BEIJING (Reuters) - A Chinese college professor has been jailed for running a sex club, whose members were the first to be convicted of “group licentiousness” in 20 years, media reported on Friday.
Ma Yaohai, a 53-year-old computer science professor, was jailed for three and a half years after pleading not guilty to holding orgies and said he would appeal against his sentence, the official China News Service said.
“What we did, we did for our own happiness,” Ma told media at a news conference in April at his home, where 14 of his 18 orgies, or “swinging games” as he called them, were held.
“People chose to do it of their own free will and they knew they could stop at any time,” he said at the time. “We disturbed no one.
“Marriage is like water.
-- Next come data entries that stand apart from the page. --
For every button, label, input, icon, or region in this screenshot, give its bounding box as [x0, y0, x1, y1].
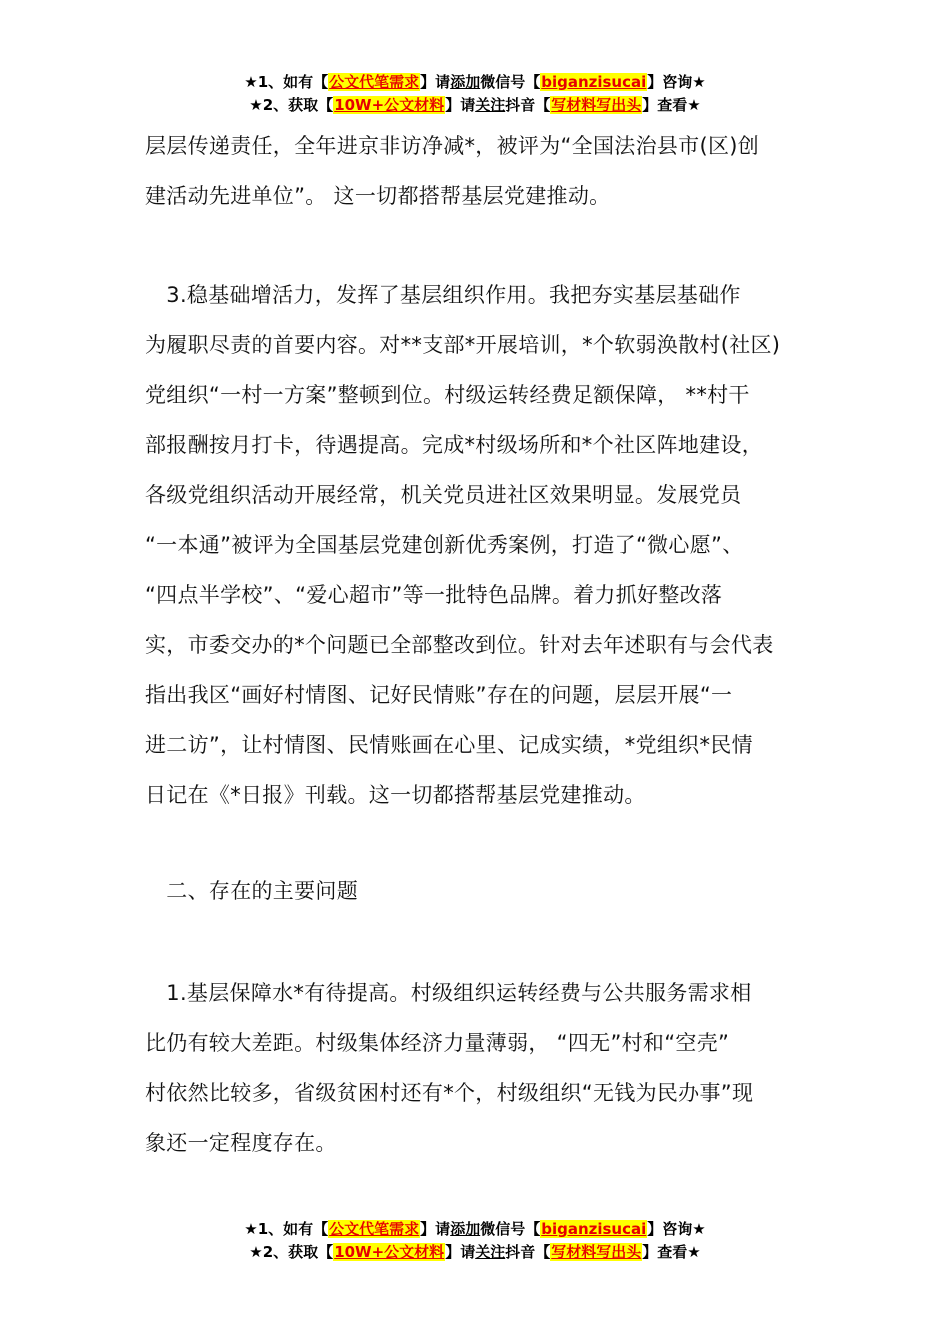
- banner-underlined: 添加: [450, 73, 481, 91]
- text-line: 象还一定程度存在。: [145, 1131, 337, 1155]
- banner-highlight-douyin: 写材料写出头: [551, 1243, 642, 1261]
- text-line: 1.基层保障水*有待提高。村级组织运转经费与公共服务需求相: [145, 981, 752, 1005]
- text-line: 为履职尽责的首要内容。对**支部*开展培训，*个软弱涣散村(社区): [145, 333, 781, 357]
- paragraph-3: [145, 270, 813, 820]
- text-line: 建活动先进单位”。 这一切都搭帮基层党建推动。: [145, 184, 611, 208]
- banner-text: 】查看★: [642, 96, 701, 114]
- text-line: “四点半学校”、“爱心超市”等一批特色品牌。着力抓好整改落: [145, 583, 723, 607]
- text-line: 实，市委交办的*个问题已全部整改到位。针对去年述职有与会代表: [145, 633, 774, 657]
- text-line: 进二访”，让村情图、民情账画在心里、记成实绩，*党组织*民情: [145, 733, 753, 757]
- banner-highlight-materials: 10W+公文材料: [334, 1243, 445, 1261]
- top-banner: [0, 71, 950, 117]
- text-line: 各级党组织活动开展经常，机关党员进社区效果明显。发展党员: [145, 483, 742, 507]
- text-line: 村依然比较多，省级贫困村还有*个，村级组织“无钱为民办事”现: [145, 1081, 754, 1105]
- banner-text: 抖音【: [505, 96, 551, 114]
- text-line: “一本通”被评为全国基层党建创新优秀案例，打造了“微心愿”、: [145, 533, 744, 557]
- banner-highlight-wechat: biganzisucai: [541, 73, 647, 91]
- banner-text: 】咨询★: [647, 1220, 706, 1238]
- banner-highlight-service: 公文代笔需求: [329, 1220, 420, 1238]
- banner-underlined: 添加: [450, 1220, 481, 1238]
- text-line: 比仍有较大差距。村级集体经济力量薄弱， “四无”村和“空壳”: [145, 1031, 730, 1055]
- banner-line-2: [0, 94, 950, 117]
- heading-text: 二、存在的主要问题: [145, 879, 358, 903]
- banner-underlined: 关注: [475, 1243, 506, 1261]
- banner-line-2: [0, 1241, 950, 1264]
- banner-text: 】查看★: [642, 1243, 701, 1261]
- text-line: 层层传递责任，全年进京非访净减*，被评为“全国法治县市(区)创: [145, 134, 760, 158]
- banner-highlight-service: 公文代笔需求: [329, 73, 420, 91]
- banner-text: ★1、如有【: [244, 73, 329, 91]
- banner-text: 】咨询★: [647, 73, 706, 91]
- banner-text: 】请: [420, 73, 451, 91]
- banner-text: 】请: [445, 96, 476, 114]
- banner-highlight-douyin: 写材料写出头: [551, 96, 642, 114]
- paragraph-issues-1: [145, 968, 813, 1168]
- banner-text: 】请: [445, 1243, 476, 1261]
- banner-underlined: 关注: [475, 96, 506, 114]
- banner-highlight-wechat: biganzisucai: [541, 1220, 647, 1238]
- banner-line-1: [0, 1218, 950, 1241]
- text-line: 日记在《*日报》刊载。这一切都搭帮基层党建推动。: [145, 783, 646, 807]
- paragraph-continuation: [145, 121, 813, 221]
- banner-text: ★2、获取【: [249, 96, 334, 114]
- text-line: 党组织“一村一方案”整顿到位。村级运转经费足额保障， **村干: [145, 383, 750, 407]
- section-heading: [145, 866, 813, 916]
- text-line: 指出我区“画好村情图、记好民情账”存在的问题，层层开展“一: [145, 683, 733, 707]
- banner-text: ★1、如有【: [244, 1220, 329, 1238]
- text-line: 部报酬按月打卡，待遇提高。完成*村级场所和*个社区阵地建设，: [145, 433, 763, 457]
- banner-text: ★2、获取【: [249, 1243, 334, 1261]
- banner-text: 微信号【: [480, 73, 541, 91]
- bottom-banner: [0, 1218, 950, 1264]
- banner-text: 】请: [420, 1220, 451, 1238]
- banner-text: 抖音【: [505, 1243, 551, 1261]
- banner-line-1: [0, 71, 950, 94]
- banner-highlight-materials: 10W+公文材料: [334, 96, 445, 114]
- text-line: 3.稳基础增活力，发挥了基层组织作用。我把夯实基层基础作: [145, 283, 741, 307]
- banner-text: 微信号【: [480, 1220, 541, 1238]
You have to drink it. Swinging is like a cup of wine. You can drink it if you like. If you don’t like it, don’t drink it.”
Eighteen people charged with taking part in the orgies were jailed for up to two and half years.
“Ma received a more severe punishment because he did not admit the malicious and illegal nature of his conduct,” the court in eastern Nanjing said.
Ma started his online group in 2007. Participants included office workers, taxi drivers and sales clerks. They were arrested after five were caught having a “party” in a hotel room last August.
Ma’s case has sparked debate on whether group licentiousness should be scratched from the law books.
“If no one is being harmed, people’s privacy should be protected,” one sociologist was quoted as saying.
Others felt Ma’s conduct was outrageous.
“Law is based on respect for traditional customs and civilized ethics,” said a columnist named Zhi Feng on Xinhuanet.com. “They confounded right and wrong and poisoned the social atmosphere. How dare you say they did no harm to others?”